Há na escrita de Jorge Luís Borges uma tal figuração do real livresco que o leitor hesita em saber se é existente o que passa por verdadeiro na sua escrita. São os livros que podem não ter sido escritos, os povos puramente imaginados, as filosofias imputadas a nomes que nunca filosofaram sequer em torno do próprio nome, gramáticas ficcionais e línguas sem vogais que nenhuma língua dobrou. Entre o divertimento e a trama, o magnífico argentino fez método construindo enredos que sendo literários são filosóficos nunca sendo filosofia feita literatura.
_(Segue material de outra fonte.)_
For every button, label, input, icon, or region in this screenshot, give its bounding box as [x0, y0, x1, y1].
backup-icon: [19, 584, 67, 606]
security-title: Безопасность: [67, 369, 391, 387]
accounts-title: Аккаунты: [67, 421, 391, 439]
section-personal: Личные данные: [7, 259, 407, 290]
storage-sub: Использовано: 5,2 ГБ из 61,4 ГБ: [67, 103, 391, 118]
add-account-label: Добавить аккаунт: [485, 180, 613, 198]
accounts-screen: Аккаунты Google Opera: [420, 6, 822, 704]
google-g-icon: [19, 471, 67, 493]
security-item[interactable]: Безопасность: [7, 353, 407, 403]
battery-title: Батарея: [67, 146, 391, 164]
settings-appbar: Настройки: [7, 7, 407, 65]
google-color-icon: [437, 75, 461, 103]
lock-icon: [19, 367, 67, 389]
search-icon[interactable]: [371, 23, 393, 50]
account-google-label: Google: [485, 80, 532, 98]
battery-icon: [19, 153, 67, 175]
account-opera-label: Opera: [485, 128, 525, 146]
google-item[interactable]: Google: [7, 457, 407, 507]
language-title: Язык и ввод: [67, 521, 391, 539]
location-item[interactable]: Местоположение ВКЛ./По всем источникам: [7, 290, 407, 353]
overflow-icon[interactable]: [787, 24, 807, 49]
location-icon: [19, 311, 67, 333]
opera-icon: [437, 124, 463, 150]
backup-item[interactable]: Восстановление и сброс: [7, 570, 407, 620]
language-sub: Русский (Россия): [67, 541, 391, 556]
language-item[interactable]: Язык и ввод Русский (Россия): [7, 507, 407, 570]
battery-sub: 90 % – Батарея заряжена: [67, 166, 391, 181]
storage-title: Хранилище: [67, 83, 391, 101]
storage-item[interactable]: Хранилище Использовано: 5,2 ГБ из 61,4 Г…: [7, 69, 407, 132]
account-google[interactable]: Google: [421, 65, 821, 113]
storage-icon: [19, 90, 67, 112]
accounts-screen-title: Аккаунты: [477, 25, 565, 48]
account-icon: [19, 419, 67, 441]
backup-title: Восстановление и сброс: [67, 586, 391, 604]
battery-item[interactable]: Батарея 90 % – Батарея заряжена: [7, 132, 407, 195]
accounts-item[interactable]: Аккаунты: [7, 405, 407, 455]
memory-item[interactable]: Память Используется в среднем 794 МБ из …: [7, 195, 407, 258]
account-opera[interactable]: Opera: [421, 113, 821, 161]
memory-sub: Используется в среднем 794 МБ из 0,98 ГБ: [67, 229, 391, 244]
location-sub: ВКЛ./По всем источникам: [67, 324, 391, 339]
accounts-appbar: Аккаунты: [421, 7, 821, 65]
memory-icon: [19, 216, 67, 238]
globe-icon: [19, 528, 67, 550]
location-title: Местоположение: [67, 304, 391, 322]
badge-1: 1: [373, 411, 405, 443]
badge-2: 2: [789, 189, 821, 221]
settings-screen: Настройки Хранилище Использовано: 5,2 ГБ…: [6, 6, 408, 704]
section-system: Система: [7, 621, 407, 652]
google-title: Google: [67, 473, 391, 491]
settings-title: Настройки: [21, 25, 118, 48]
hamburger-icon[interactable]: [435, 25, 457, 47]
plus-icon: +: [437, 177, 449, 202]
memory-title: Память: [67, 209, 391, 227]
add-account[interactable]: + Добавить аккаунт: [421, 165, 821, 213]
Cego a partir da idade em que as ideias frutificariam maduras, passou a pensar em profundidade por ter perdido a capacidade de observar em extensão. Radica aí a sua concepção topológica do tempo, a volumetria do ser como sua essência natural à ausência de dimensão própria que não seja a dos limites ao infinito para que tende em movimento perpétuo.
Lembro-me disto ao mesmo tempo que a preguiça me impede de ir apenas à sala ao lado buscar o pequeno volume, compêndio de artigos, onde possa confirmar a justeza da ideia, valorizar o rigor da citação. Talvez esteja nisso borgeano já, rendido à verdade da aproximação ao sentimento mais do que vergado à força injuntiva da razão.
Na tabela das equivalências universais o incompreensível dói tanto como o entendido. Dói sobretudo por mais tempo porque há a extensa caminhada em busca da compreensão.